O ciclo das saudações foi fechado por João da Silva Correia. “Liró” resumiu assim a intervenção do jovem escritor: “Os rapazes ali reunidos – disse – vinham despedir-se de mais um que abalava deste convívio de aventura e de sonhos, que é a mocidade, para consagrar-se inteiramente á religião da família pelo vínculo sagrado da mulher (…).”
António de Lima Correia agradeceu “extremamente comovido” as saudações que lhe foram dirigidas e terminou a sua alocução com a declamação de um soneto de Manuel da Fonseca (*), “poesia de fino sentimento e transcendente saudade”.
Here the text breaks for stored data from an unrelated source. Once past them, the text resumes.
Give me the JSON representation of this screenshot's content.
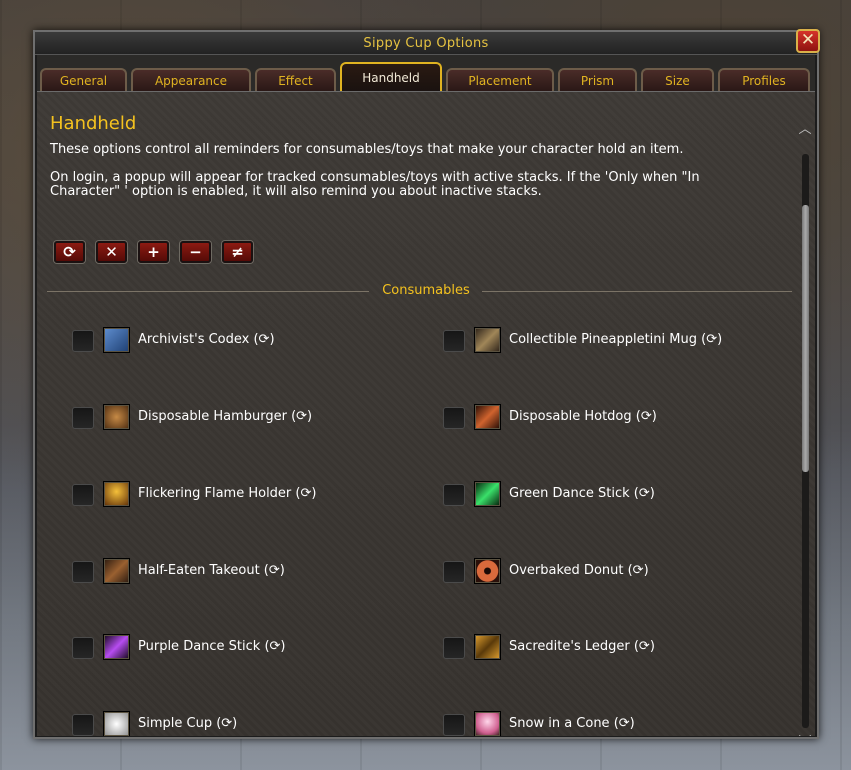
{
  "window": {
    "title": "Sippy Cup Options",
    "close_glyph": "✕"
  },
  "tabs": [
    {
      "label": "General"
    },
    {
      "label": "Appearance"
    },
    {
      "label": "Effect"
    },
    {
      "label": "Handheld",
      "active": true
    },
    {
      "label": "Placement"
    },
    {
      "label": "Prism"
    },
    {
      "label": "Size"
    },
    {
      "label": "Profiles"
    }
  ],
  "panel": {
    "heading": "Handheld",
    "desc1": "These options control all reminders for consumables/toys that make your character hold an item.",
    "desc2": "On login, a popup will appear for tracked consumables/toys with active stacks. If the 'Only when \"In Character\" ' option is enabled, it will also remind you about inactive stacks.",
    "action_buttons": [
      {
        "icon": "refresh-icon",
        "glyph": "⟳"
      },
      {
        "icon": "close-icon",
        "glyph": "✕"
      },
      {
        "icon": "plus-icon",
        "glyph": "+"
      },
      {
        "icon": "minus-icon",
        "glyph": "−"
      },
      {
        "icon": "not-equal-icon",
        "glyph": "≠"
      }
    ],
    "section_label": "Consumables",
    "items": [
      {
        "label": "Archivist's Codex (⟳)",
        "icon": "book-icon",
        "color": "#3f6aa8"
      },
      {
        "label": "Collectible Pineappletini Mug (⟳)",
        "icon": "mug-icon",
        "color": "#6b5a3a"
      },
      {
        "label": "Disposable Hamburger (⟳)",
        "icon": "hamburger-icon",
        "color": "#8a5b2a"
      },
      {
        "label": "Disposable Hotdog (⟳)",
        "icon": "hotdog-icon",
        "color": "#a84a24"
      },
      {
        "label": "Flickering Flame Holder (⟳)",
        "icon": "flame-holder-icon",
        "color": "#7a4a14"
      },
      {
        "label": "Green Dance Stick (⟳)",
        "icon": "green-stick-icon",
        "color": "#1f8a3a"
      },
      {
        "label": "Half-Eaten Takeout (⟳)",
        "icon": "takeout-icon",
        "color": "#6a4020"
      },
      {
        "label": "Overbaked Donut (⟳)",
        "icon": "donut-icon",
        "color": "#b0502a"
      },
      {
        "label": "Purple Dance Stick (⟳)",
        "icon": "purple-stick-icon",
        "color": "#6a2a9a"
      },
      {
        "label": "Sacredite's Ledger (⟳)",
        "icon": "ledger-icon",
        "color": "#9a6a1a"
      },
      {
        "label": "Simple Cup (⟳)",
        "icon": "cup-icon",
        "color": "#d8d8d8"
      },
      {
        "label": "Snow in a Cone (⟳)",
        "icon": "snow-cone-icon",
        "color": "#e28ab0"
      }
    ]
  },
  "colors": {
    "accent": "#f4c21f",
    "tab_text": "#e0b321",
    "text": "#ffffff",
    "button_red": "#8c1a12"
  }
}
A festa prolongou-se pela noite dentro. De regresso a casa, “todos convieram em que a estrada que ligava Arrifana a S. João da Madeira padece actualmente de um ataque de sífilis em ultimo grau, com grandes manifestações de changuentas, tendo de sêr sujeita a um rigoroso tratamento de mercurio cascalhal, para poder ser vadeada a pé enxuto, em noite de ceia e alegria.”
O casamento de António Lima Correia com Maria Soares da Silva realizou-se a 8 de dezembro de 1921, na igreja de Santo Ildefonso, do Porto, bem longe do olhar crítico daqueles que, à época, não aceitavam que a noiva se apresentasse grávida diante do altar. A cerimónia teve, por isso, “um caracter íntimo, tendo assistido apenas pessoas de família”, como referiu “Liró” em “A Opinião”.
A 1 de janeiro de 1922, surge O REGIONAL. António de Lima Correia é o diretor do novo jornal, Serafim Ferreira dos Santos, redator e editor, Manuel Luís Leite Júnior, administrador.
Na edição de 16 de julho de 1922, O Regional vestiu-se de luto para anunciar a morte da esposa do seu diretor. Maria Soares da Silva Correia faleceu na tarde do dia 12 de dezembro, vitimada por uma infeção intestinal surgida no puerpério. Tinha vinte anos de idade.
(*) O poeta Manuel da Fonseca referido na notícia da “festa íntima”, publicada no semanário “A Opinião”, não é o Manuel da Fonseca, vulto destacado do Neorrealismo, que, curiosamente, trabalhou nos escritórios da Oliva, na década de 1940. Em 1921, este escritor/poeta tinha apenas 10 anos.